Interbane wrote:RT: "The problem here is to separate 'truth' and 'stickiness' within the metaphor. For religions to be sustainable, their 'sticky' ideas need to have a connection to truth,... ." There's no need for truth in the idea of god. All that is needed for sustainability is stickiness. If the topic overlaps items so superfluous and intangible that we can come to no concrete conclusion, any idea that fits within the framework of a person's worldview would suffice without fear of refutation. This doesn't mean the idea is true. What's considered a "connection to truth?" To say that there is no truth to there being a man on the moon doesn't mean there isn't a formation that vaguely resembles a man. To take our sense datum and infer is to construct, and in this process what is physically or temporally true can be connected via perception to a false idea. That there is something we're perceiving doesn't mean the result of our deliberation is true.
Interbane, I don't think your comment grasps the nature of truth in myth. The stickiness of myth is a function of its adaptation to human needs. Only the most adaptive myths, which speak most deeply to human sentiment, can flourish. There is a fairly tough evidence-based criterion - if a myth is out of tune with sentiment it will die. Different sentiments are in conflict, for example acquisition is in conflict with empathy. We can see such conflict played out in mythic narrative. The way the texts of the Bible, and of other religious traditions, were mixed and changed through generations of oral tradition, adapting to need and competing with other popular mythologies, shows the unconscious utility that determines the success or failure of myths.
A key theme in religion is that ideas of high insight are imbedded within stories which have multiple levels of meaning. It is this 'high insight' that I consider a 'connection to truth'. The persistence of religious ideas of high insight such as the golden rule of love is an indicator of their innate moral truth. The insight that cooperative and generous ethics produce a healthier society has been at the heart of the human religious impulse, but too often the ethical meaning is obscured by other agendas.
The problem with your suggestion that religion only needs stickiness is that it provides no basis to assess truth or merit, or to see the memetic evolution of religious ideas. Creationism seems to be sticky, but its falsity means that it lives in constant tension with efforts to disprove it. It can only adapt by responding to its critics, hence the rather forlorn and threadbare effort of intelligent design.
This problem of the need for even the stickiest idea to adapt to its circumstances probably will mean that Christianity, to avoid rank hypocrisy, will have to accept modern knowledge, not only about evolution but also about the fraudulent history of the church and the manufacture of dogma. A sticky idea is only sticky as long as it is accepted. In the face of mortal challenge, sticky ideas must adapt or die.
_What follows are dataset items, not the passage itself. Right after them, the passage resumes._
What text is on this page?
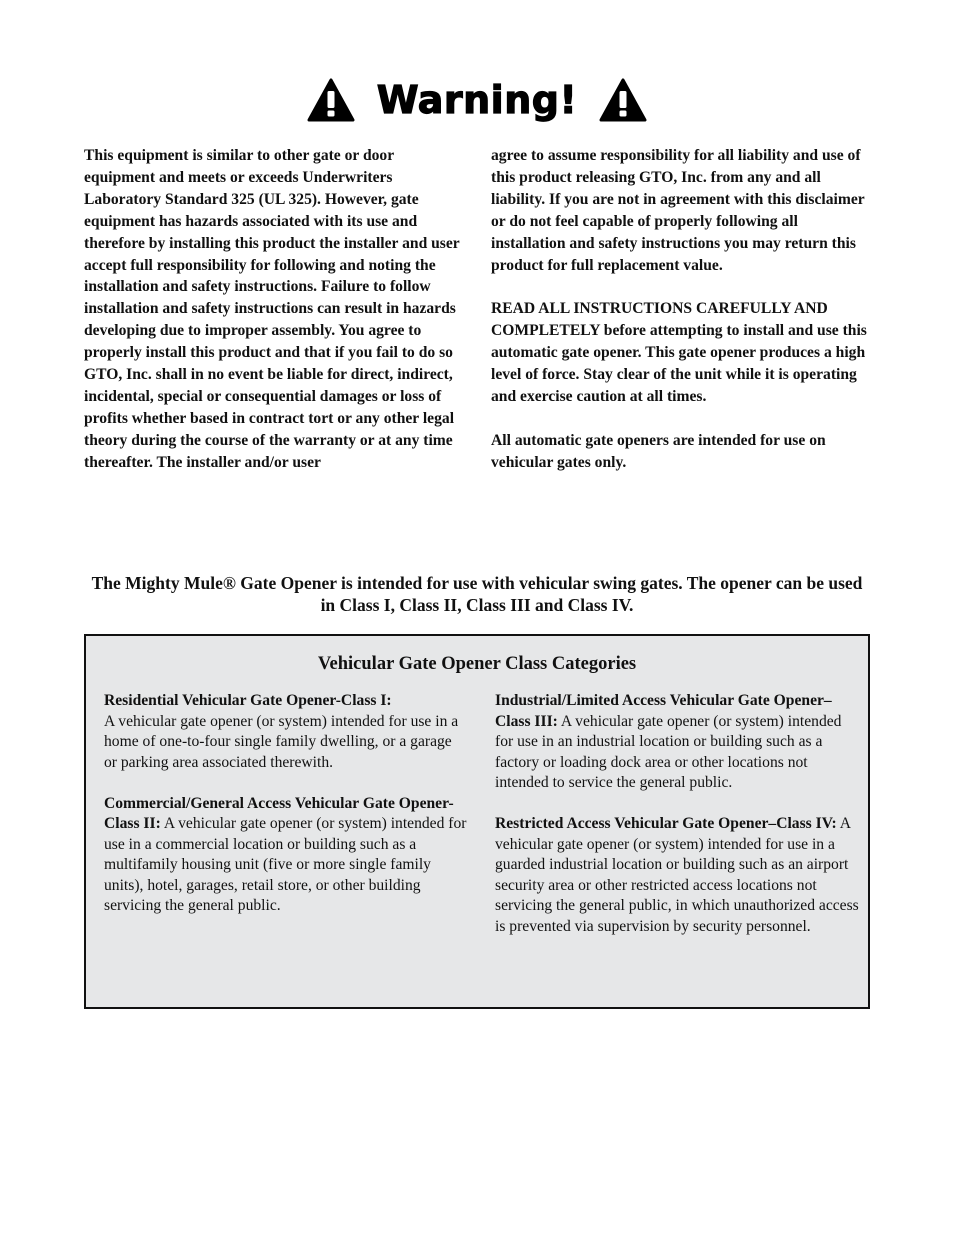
Warning!

This equipment is similar to other gate or door equipment and meets or exceeds Underwriters Laboratory Standard 325 (UL 325). However, gate equipment has hazards associated with its use and therefore by installing this product the installer and user accept full responsibility for following and noting the installation and safety instructions. Failure to follow installation and safety instructions can result in hazards developing due to improper assembly. You agree to properly install this product and that if you fail to do so GTO, Inc. shall in no event be liable for direct, indirect, incidental, special or consequential damages or loss of profits whether based in contract tort or any other legal theory during the course of the warranty or at any time thereafter. The installer and/or user

agree to assume responsibility for all liability and use of this product releasing GTO, Inc. from any and all liability. If you are not in agreement with this disclaimer or do not feel capable of properly following all installation and safety instructions you may return this product for full replacement value.

READ ALL INSTRUCTIONS CAREFULLY AND COMPLETELY before attempting to install and use this automatic gate opener. This gate opener produces a high level of force. Stay clear of the unit while it is operating and exercise caution at all times.

All automatic gate openers are intended for use on vehicular gates only.

The Mighty Mule® Gate Opener is intended for use with vehicular swing gates. The opener can be used in Class I, Class II, Class III and Class IV.

Vehicular Gate Opener Class Categories

Residential Vehicular Gate Opener-Class I:
A vehicular gate opener (or system) intended for use in a home of one-to-four single family dwelling, or a garage or parking area associated therewith.

Commercial/General Access Vehicular Gate Opener-Class II: A vehicular gate opener (or system) intended for use in a commercial location or building such as a multifamily housing unit (five or more single family units), hotel, garages, retail store, or other building servicing the general public.

Industrial/Limited Access Vehicular Gate Opener–Class III: A vehicular gate opener (or system) intended for use in an industrial location or building such as a factory or loading dock area or other locations not intended to service the general public.

Restricted Access Vehicular Gate Opener–Class IV: A vehicular gate opener (or system) intended for use in a guarded industrial location or building such as an airport security area or other restricted access locations not servicing the general public, in which unauthorized access is prevented via supervision by security personnel.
RT: "...otherwise they are pure fantasy without long term meaning and purpose"
I'm not sure that truth or a connection to the truth is a prerequisite for a story to have lasting meaning and purpose. I don't doubt a few of the things Saul of Tarsus wrote, but I still reject a majority of the bible as false. False or not, the authors have written some good wisdom into those false sections. So I could reference those parts and say that "they are pure fantasy, but still have long term meaning and purpose".
The long term meaning and purpose is the same as the good wisdom. Hence it is necessary to assess the text to separate truth and falsity. The good wisdom is not fantasy, but is imbedded in a fantastic context.
One of the great things about
American Gods is how Gaiman seeks to imbed good wisdom in a fantastic context, through deliberate fiction. The contrast with Christianity is that the fantastic story of Christ came to overwhelm the good wisdom behind it. Hence Gaiman presents the church in a very dark light, responsible for the destruction of indigenous wisdom, with priests a censorious self-serving elite.
Wednesday's tie pin, a silver ash tree, is a symbol of how Odin connects both to the roots of the tree deep within the earth and through the branches and leaves of the tree to the starry heavens above. Here we have a connection to the natural truth of earth and sky as the source of meaning and purpose. The death of Odin, and his vulnerable frailty in forgetful America, is a symbol of the tenuous weakness of this natural religious connection to truth.